In 2019, the Maine Legislature banned nonmedical exemptions for vaccines required to attend school. Previously, parents could opt-out of immunizations for their children on philosophic or religious grounds.
The law has been in effect since at least the start of the current school year, but some districts have been slow to implement it due to lingering effects from the pandemic. The Lewiston school district began communicating the requirement to families whose children were not compliant in December, with a deadline of Feb. 1.
When Superintendent Jake Langlais learned how many students had yet to meet the requirement, he decided not to enforce the deadline.
“Let’s figure out what we can do,” he said.
Langlais believes that language barriers and negative views of vaccinations have played a role in the large number of students who have yet to meet the requirement. But even some families who are actively seeking these vaccines have been unable to get them, he added.
“If it’s about access for families, then there is nothing that feels right about telling a kid you can’t come to school,” Langlais said.
It is unclear whether there will be any repercussions from the state for continuing to allow these students to attend school, Langlais said.

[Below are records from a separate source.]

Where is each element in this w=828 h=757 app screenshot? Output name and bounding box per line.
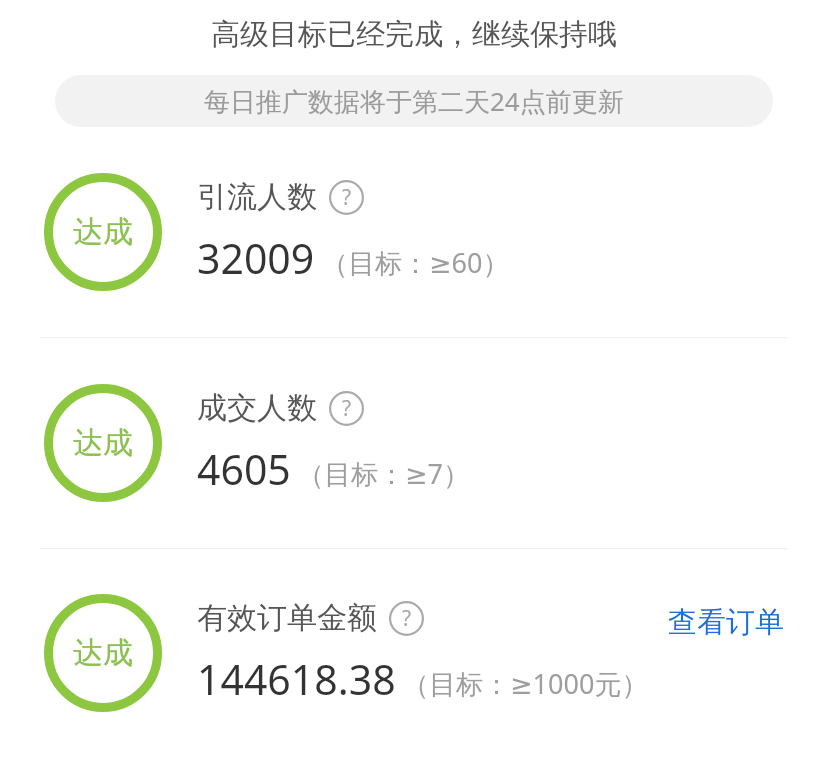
staticText: （目标：≥7） — [297, 455, 471, 492]
button[interactable]: 达成 — [0, 549, 828, 757]
staticText: 达成 — [73, 213, 133, 251]
button[interactable]: 说明 — [329, 391, 364, 426]
button[interactable]: 达成 — [0, 338, 828, 548]
staticText: 高级目标已经完成，继续保持哦 — [0, 16, 828, 53]
staticText: 32009 — [197, 230, 315, 286]
staticText: 达成 — [73, 424, 133, 462]
button[interactable]: 达成 — [0, 127, 828, 337]
staticText: ? — [402, 604, 412, 633]
staticText: ? — [342, 183, 352, 212]
staticText: ? — [342, 394, 352, 423]
button[interactable]: 查看订单 — [664, 600, 788, 645]
staticText: 达成 — [73, 634, 133, 672]
staticText: 引流人数 — [197, 178, 317, 216]
staticText: 查看订单 — [668, 604, 784, 641]
staticText: 每日推广数据将于第二天24点前更新 — [204, 83, 624, 119]
button[interactable]: 说明 — [389, 601, 424, 636]
staticText: （目标：≥1000元） — [402, 665, 649, 702]
button[interactable]: 说明 — [329, 180, 364, 215]
staticText: 成交人数 — [197, 389, 317, 427]
staticText: 144618.38 — [197, 651, 396, 707]
staticText: （目标：≥60） — [321, 244, 510, 281]
staticText: 有效订单金额 — [197, 599, 377, 637]
staticText: 4605 — [197, 441, 291, 497]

But by doing so, he acknowledged that there is a risk of students becoming sick and spreading infectious diseases.
At least one School Committee member, Ward 2 representative Janet Beaudoin, said she does not agree with the law, stating it would be “shameful for the state of Maine” to bar students from school due to vaccinations.
State law requires students to be vaccinated against infectious diseases, including whooping cough, tetanus, measles, mumps and chickenpox. The COVID-19 vaccine is not one of the vaccines required by the state.
There are about 5,085 students in the Lewiston school district, meaning about one in 50 students does not meet the state’s requirement. Connors Elementary School has 70 students who are not in compliance, the highest number of any school in the district, according to Langlais.
At some point the district will exhaust its options and will have no choice but to restrict students who do not have all of the required vaccines from attending school, Langlais said.
When the controversial law was passed in 2019, Maine had one of the worst vaccination rates for children entering kindergarten in the nation, and the country’s highest rate of pertussis, a vaccine-preventable disease also known as whooping cough, according to the Portland Press Herald. In 2017-18, Maine’s opt-out rate for school vaccinations was 5.6%, three times higher than the national average.
During the 2021-2022 school year, 73 students unenrolled from Maine public schools because they didn’t have the required vaccinations. Thirty-seven students have unenrolled for the same reason so far this school year.